Today’s team-based model differs from its predecessor in two important ways:
- It relies more on an interdisciplinary approach to care by expanding to other healthcare professionals beyond nurses to manage critically ill patients; and
- Teams are managed by a team leader with knowledge and experience in critical care or specialty care who can oversee nurses and other personnel moved to the unit to assist with care as direct caregivers.
Because the model accommodates staffing agility, hospitals can quickly train support staff such as unlicensed assistive personnel, physical therapists, respiratory therapists, and others to assist with patient care. This interdisciplinary team-based approach facilitates the rapid deployment of staff to areas most in need.

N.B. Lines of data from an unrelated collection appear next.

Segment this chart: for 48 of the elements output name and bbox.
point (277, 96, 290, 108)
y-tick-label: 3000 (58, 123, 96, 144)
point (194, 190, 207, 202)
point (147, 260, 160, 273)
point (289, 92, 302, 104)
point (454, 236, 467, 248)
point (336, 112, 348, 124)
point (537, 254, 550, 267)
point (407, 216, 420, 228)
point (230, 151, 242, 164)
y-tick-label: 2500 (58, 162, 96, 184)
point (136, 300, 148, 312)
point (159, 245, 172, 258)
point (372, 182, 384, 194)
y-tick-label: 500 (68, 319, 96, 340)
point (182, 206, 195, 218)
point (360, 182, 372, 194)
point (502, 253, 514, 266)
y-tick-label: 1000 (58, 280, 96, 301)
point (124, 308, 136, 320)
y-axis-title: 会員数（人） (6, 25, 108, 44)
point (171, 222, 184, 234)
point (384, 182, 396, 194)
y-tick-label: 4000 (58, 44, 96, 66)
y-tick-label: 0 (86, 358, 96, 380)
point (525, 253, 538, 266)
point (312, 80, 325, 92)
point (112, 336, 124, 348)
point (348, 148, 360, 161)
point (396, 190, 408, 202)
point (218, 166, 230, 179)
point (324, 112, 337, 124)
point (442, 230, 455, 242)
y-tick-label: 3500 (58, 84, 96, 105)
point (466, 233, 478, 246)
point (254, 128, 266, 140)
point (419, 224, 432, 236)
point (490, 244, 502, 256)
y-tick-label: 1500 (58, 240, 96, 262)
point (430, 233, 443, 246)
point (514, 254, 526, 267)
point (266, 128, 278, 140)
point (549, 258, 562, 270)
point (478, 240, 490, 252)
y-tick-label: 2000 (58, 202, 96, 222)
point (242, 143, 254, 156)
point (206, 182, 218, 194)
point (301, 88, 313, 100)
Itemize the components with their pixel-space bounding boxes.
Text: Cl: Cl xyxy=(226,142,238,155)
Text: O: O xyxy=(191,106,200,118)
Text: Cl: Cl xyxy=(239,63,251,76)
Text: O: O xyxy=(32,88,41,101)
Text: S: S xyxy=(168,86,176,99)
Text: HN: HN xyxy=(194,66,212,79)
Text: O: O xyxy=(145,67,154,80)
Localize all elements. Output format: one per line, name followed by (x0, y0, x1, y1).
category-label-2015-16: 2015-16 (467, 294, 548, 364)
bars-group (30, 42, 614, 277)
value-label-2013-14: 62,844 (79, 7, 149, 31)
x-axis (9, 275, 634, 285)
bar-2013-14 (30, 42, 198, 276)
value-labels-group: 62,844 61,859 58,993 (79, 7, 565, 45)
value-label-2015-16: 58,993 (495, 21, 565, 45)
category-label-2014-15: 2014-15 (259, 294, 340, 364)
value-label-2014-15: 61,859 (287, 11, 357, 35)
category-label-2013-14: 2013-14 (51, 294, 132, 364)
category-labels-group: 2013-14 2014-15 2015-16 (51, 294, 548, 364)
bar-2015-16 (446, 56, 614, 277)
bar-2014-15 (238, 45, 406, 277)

Another approach to patient-centered care, adopting a team-based model takes advantage of each team member's talents and experience and provides an alternative care delivery framework. It also increases flexibility and agility, allowing nurses to work at the full scope of their practice and licensure.
Research supports team-based nursing
Research shows that team-based nursing can improve quality, patient safety, and levels of staff satisfaction. One transitional care unit implemented team-based nursing in its 18-bed high-acuity, bedside telemetry, step-down unit in response to an influx of new hires, increased levels of patient acuity, and decreased staff morale. The team-based nursing model was easily adapted to meet the needs of the unit, providing staff with the support and collaboration they were craving and resulting in:
- 88% compliance rate in team-based nursing participation
- 11% increase in staff feeling supported during their shift
- 20% increase in staff being held accountable by peers
- 45% increase in staff perception of continuity of care
Looking to the future
Ultimately, team-based models support a more diversified workforce that is prepared to care for a disparate population, promote wellness and address systemic inequities. Nurses are in a unique position to facilitate today’s changing paradigms of care, especially in collaboration with nursing education.
“Now is time,” says Woods, “for healthcare organizations to update their staffing strategies to become more agile and efficient, building on lessons learned and institutionalizing those learnings into a team-based nursing delivery approach in collaboration with academia. Healthcare and academia need to evolve to address the changing landscape of healthcare to support innovation and collaboration between interdisciplinary healthcare and practice teams.”